Phase space methods for the spin dynamics in condensed matter systems

TL;DR

This paper develops a phase-space quantum framework for spin-1/2 fermions, deriving coupled Wigner, Vlasov, and hydrodynamic equations that incorporate Zeeman and spin-orbit effects for condensed matter systems.

Contribution

It introduces a self-consistent mean-field model using phase-space methods for spin dynamics, including new semiclassical and hydrodynamic equations with spin effects.

Findings

Derived a four-component Wigner equation with spin effects.

Formulated coupled Maxwell-Wigner equations for self-consistent modeling.
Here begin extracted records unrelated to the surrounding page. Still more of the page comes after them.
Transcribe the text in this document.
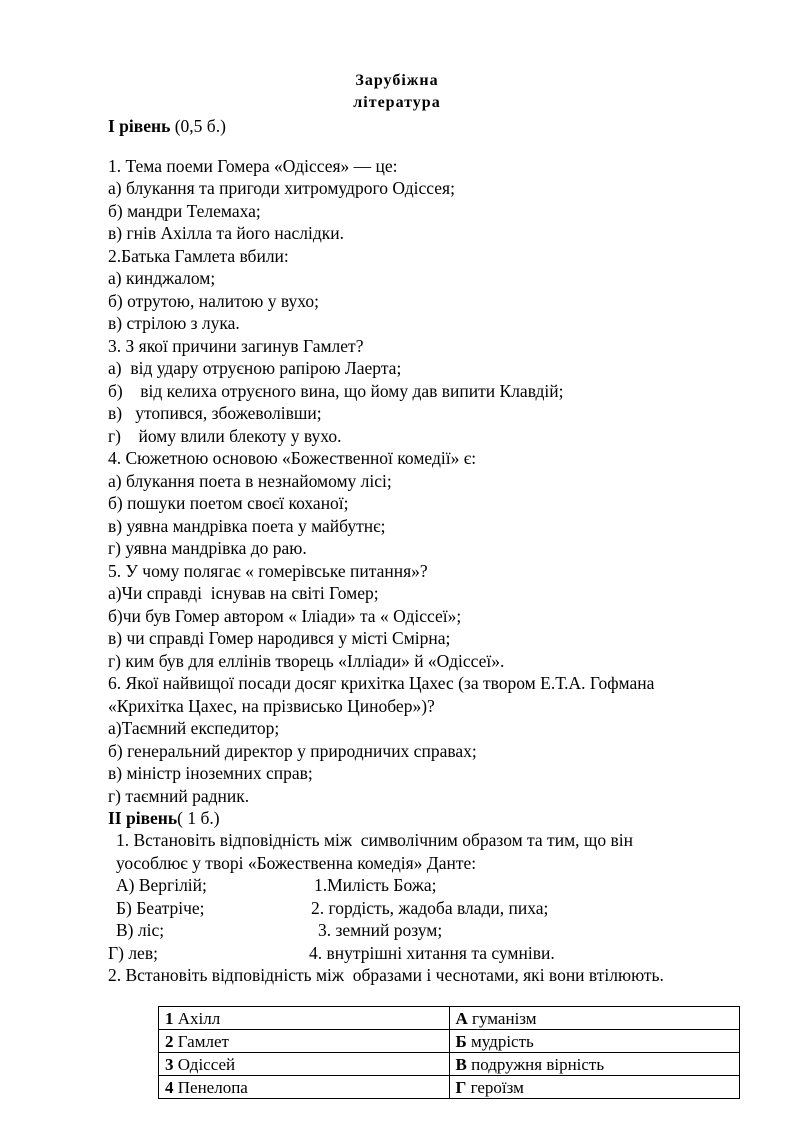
Зарубіжна
література
І рівень (0,5 б.)
1. Тема поеми Гомера «Одіссея» — це:
а) блукання та пригоди хитромудрого Одіссея;
б) мандри Телемаха;
в) гнів Ахілла та його наслідки.
2.Батька Гамлета вбили:
а) кинджалом;
б) отрутою, налитою у вухо;
в) стрілою з лука.
3. З якої причини загинув Гамлет?
а)  від удару отруєною рапірою Лаерта;
б)    від келиха отруєного вина, що йому дав випити Клавдій;
в)   утопився, збожеволівши;
г)    йому влили блекоту у вухо.
4. Сюжетною основою «Божественної комедії» є:
а) блукання поета в незнайомому лісі;
б) пошуки поетом своєї коханої;
в) уявна мандрівка поета у майбутнє;
г) уявна мандрівка до раю.
5. У чому полягає « гомерівське питання»?
а)Чи справді  існував на світі Гомер;
б)чи був Гомер автором « Іліади» та « Одіссеї»;
в) чи справді Гомер народився у місті Смірна;
г) ким був для еллінів творець «Ілліади» й «Одіссеї».
6. Якої найвищої посади досяг крихітка Цахес (за твором Е.Т.А. Гофмана
«Крихітка Цахес, на прізвисько Цинобер»)?
а)Таємний експедитор;
б) генеральний директор у природничих справах;
в) міністр іноземних справ;
г) таємний радник.
ІІ рівень( 1 б.)
1. Встановіть відповідність між  символічним образом та тим, що він
уособлює у творі «Божественна комедія» Данте:
А) Вергілій;	1.Милість Божа;
Б) Беатріче;	2. гордість, жадоба влади, пиха;
В) ліс;	3. земний розум;
Г) лев;	4. внутрішні хитання та сумніви.
2. Встановіть відповідність між  образами і чеснотами, які вони втілюють.
1 Ахілл	А гуманізм
2 Гамлет	Б мудрість
3 Одіссей	В подружня вірність
4 Пенелопа	Г героїзм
Proposed a closure relation for hydrodynamic equations.

Abstract

Using the phase-space formulation of quantum mechanics, we derive a four-component Wigner equation for a system composed of spin-1/2 fermions (typically, electrons) including the Zeeman effect and the spin-orbit coupling. This Wigner equation is coupled to the appropriate Maxwell equations to form a self-consistent mean-field model. A set of semiclassical Vlasov equations with spin effects is obtained by expanding the full quantum model to first order in the Planck constant. The corresponding hydrodynamic equations are derived by taking velocity moments of the phase-space distribution function. A simple closure relation is proposed to obtain a closed set of hydrodynamic equations.